HGS unterliegt Favorit Gummersbach 23:29 (10:11)

Saarlouis. Auf dem harten Boden der Tatsachen finden sich nach drei Partien die Jungs der Jugend-Bundesliga-Truppe von Daniel Altmeyer wieder. Dem Auftakt-Heimsieg gegen Hanau (24:20) folgte die Auswärts-Klatsche in Münster (20:37) und auch im zweiten Heimspiel am letzten Sonntag spürten die Jungs den „rauen Bundesliga-Wind“. Am Ende setzte sich der favorisierte VfL Gummersbach vor 300 Zuschauern in der Stadtgartenhalle mit 29:23 (11:10) durch.

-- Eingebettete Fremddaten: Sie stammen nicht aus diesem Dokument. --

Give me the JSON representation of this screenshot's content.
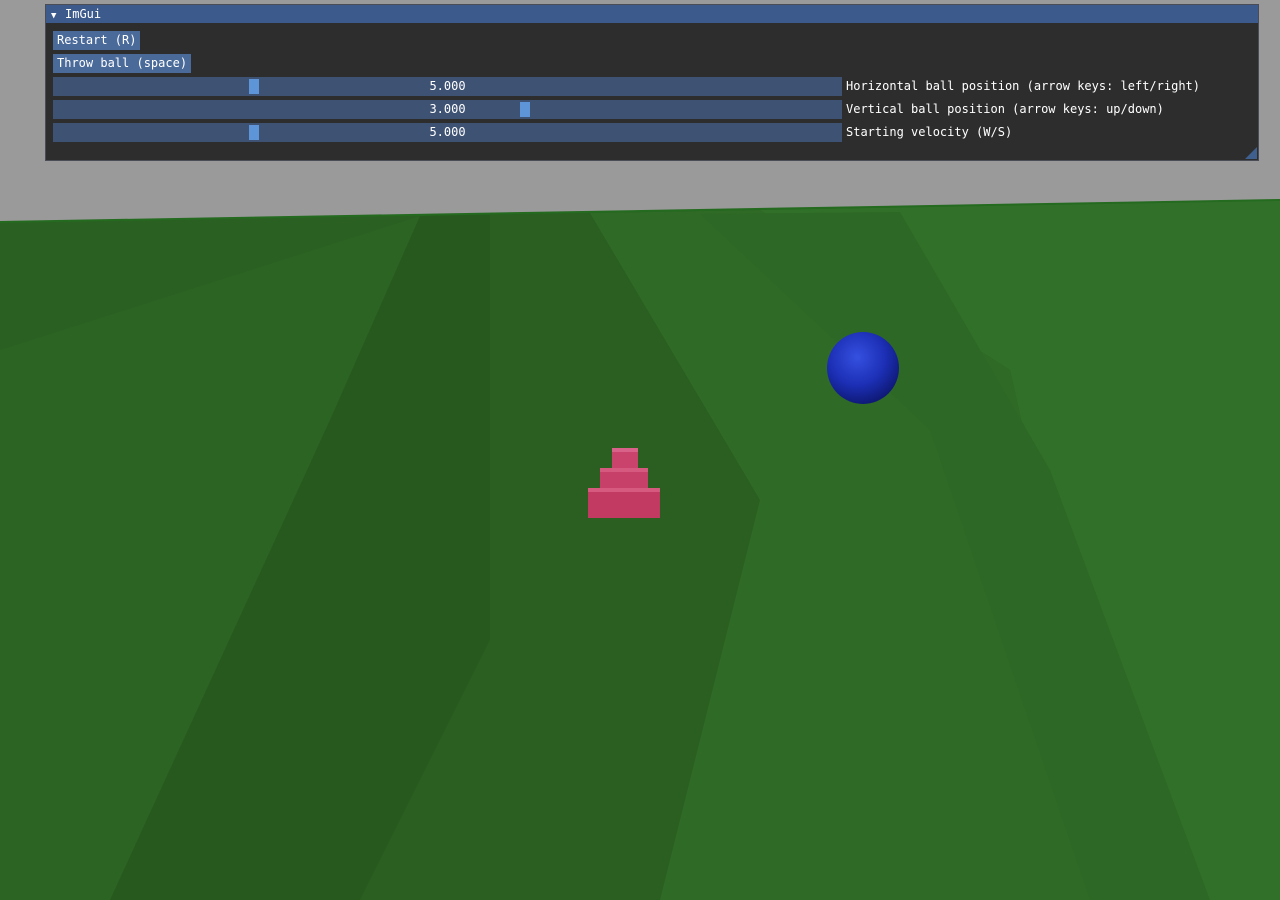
{
  "window": {
    "title": "ImGui",
    "collapse_icon": "triangle-down"
  },
  "buttons": {
    "restart_label": "Restart (R)",
    "throw_label": "Throw ball (space)"
  },
  "sliders": [
    {
      "label": "Horizontal ball position (arrow keys: left/right)",
      "value": "5.000"
    },
    {
      "label": "Vertical ball position (arrow keys: up/down)",
      "value": "3.000"
    },
    {
      "label": "Starting velocity (W/S)",
      "value": "5.000"
    }
  ],
  "colors": {
    "sky": "#9a9a9a",
    "ground": "#2a5e20",
    "ball": "#1f2fb0",
    "target": "#c23a62",
    "titlebar": "#3d5a8c",
    "slider_grab": "#5d95d8"
  }
}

Die Analyse von Coach Daniel Altmeyer war kurz und knapp: „Zu wenig Druck im Angriff, zu viele technische Fehler, das Zusammenspiel hat nicht geklappt.“ Dabei trauerte der HG-Trainer vor allem den verpassten Chancen hinterher, denn so deutlich schlechter, wie das Ergebnis vermuten lässt, waren die Jungs nicht. Beim 6:6 nach 18 Spielminuten war die Chance da, eine Wende einzuleiten, doch gleich zwei Mal flatterten die Nerven und statt selbst in Führung zu gehen, geriet man durch einen Siebenmeter wieder in Rückstand. Zwar konnte Marko Grgic nochmals ausgleichen (7:7, 19.), doch dann folgte eine Schwächphase, die der VfL clever ausnutzte und seine Führung auf 10:7 (23.) schraubte. Saarlouis bäumte sich dann in den Schlussminuten der ersten Hälfte nochmals auf und schaffte bis zum Pausenpfiff nochmals den Anschluss zum 10:11.

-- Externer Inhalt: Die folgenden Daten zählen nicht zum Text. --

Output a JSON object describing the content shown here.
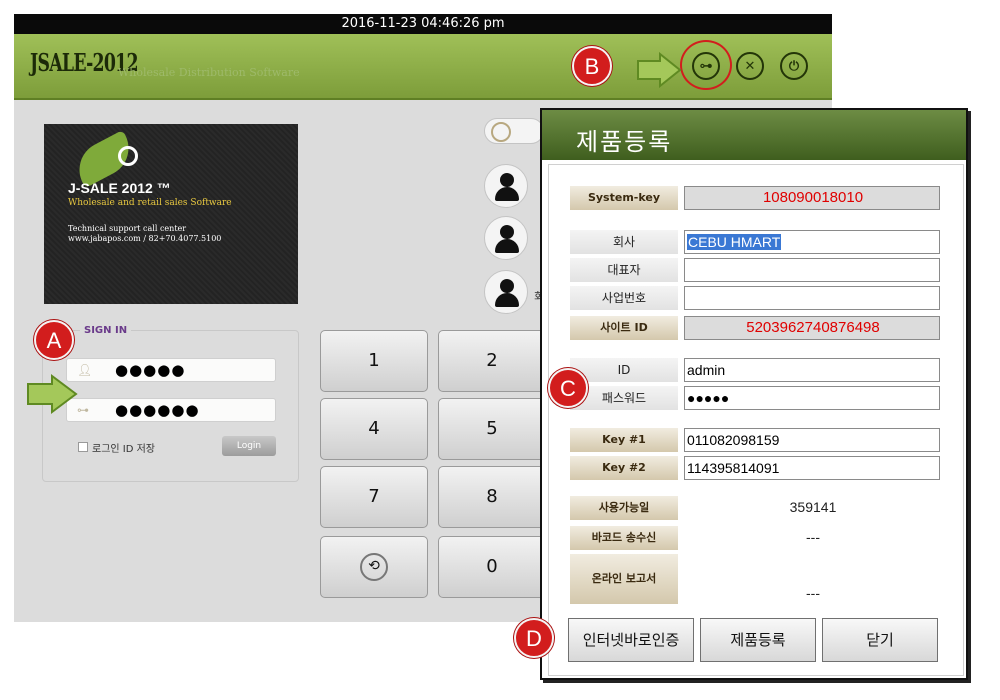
{
  "timebar": {
    "datetime": "2016-11-23 04:46:26 pm"
  },
  "header": {
    "logo": "JSALE-2012",
    "tagline": "Wholesale Distribution Software",
    "icons": [
      "key-icon",
      "settings-icon",
      "power-icon"
    ]
  },
  "splash": {
    "title": "J-SALE 2012 ™",
    "subtitle": "Wholesale and retail sales Software",
    "line1": "Technical support call center",
    "line2": "www.jabapos.com / 82+70.4077.5100"
  },
  "signin": {
    "legend": "SIGN IN",
    "user_value": "●●●●●",
    "password_value": "●●●●●●",
    "save_label": "로그인 ID 저장",
    "login_label": "Login"
  },
  "keypad": {
    "keys": [
      "1",
      "2",
      "4",
      "5",
      "7",
      "8",
      "⟲",
      "0"
    ]
  },
  "side_partial": {
    "text": "회"
  },
  "callouts": {
    "a": "A",
    "b": "B",
    "c": "C",
    "d": "D"
  },
  "dialog": {
    "title": "제품등록",
    "fields": {
      "system_key": {
        "label": "System-key",
        "value": "108090018010"
      },
      "company": {
        "label": "회사",
        "value": "CEBU HMART"
      },
      "representative": {
        "label": "대표자",
        "value": ""
      },
      "business_no": {
        "label": "사업번호",
        "value": ""
      },
      "site_id": {
        "label": "사이트 ID",
        "value": "5203962740876498"
      },
      "id": {
        "label": "ID",
        "value": "admin"
      },
      "password": {
        "label": "패스워드",
        "value": "●●●●●"
      },
      "key1": {
        "label": "Key #1",
        "value": "011082098159"
      },
      "key2": {
        "label": "Key #2",
        "value": "114395814091"
      },
      "available_days": {
        "label": "사용가능일",
        "value": "359141"
      },
      "barcode_transfer": {
        "label": "바코드 송수신",
        "value": "---"
      },
      "online_report": {
        "label": "온라인 보고서",
        "value": "---"
      }
    },
    "buttons": {
      "internet_auth": "인터넷바로인증",
      "register": "제품등록",
      "close": "닫기"
    }
  },
  "colors": {
    "header_green": "#7d9d3a",
    "dialog_header": "#4e6e2a",
    "callout_red": "#d21d1d",
    "value_red": "#e00000"
  }
}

Bei den Fans auf den Rängen war da noch Hoffnung.

Aber was sich in Halbzeit 1 angedeutet hatte, setzt sich leider fort. Nach den ersten fünf Minuten der zweiten Häfte (12:13) erneut ein Einbruch. Zu häufig scheiterten die Saarländer frei vorm Tor, machten es Gäste-Schlussmann Dennis Stöcker leicht, zu glänzen „Wir haben ihn warm geworfen, viel zu überhastet abgeschlossen“, bemängelte Altmeyer. Und nach dem 13:18 nach 42 Minuten war die Partie eigentlich schon gelaufen. Zum Ende hin gelang lediglich noch etwas Ergebnis-Kosmetik.

Am kommenden Wochnende gehts zum Bergischen HC

Tore HGS: Marko Grgic 5, Alex Herzig 4, Jannik Reinshagen 4, Konrad Wagner 3, Lennart Poncelet 2, Elyas Noh 2, Fabian Becker 2, Marco Tosetto 1.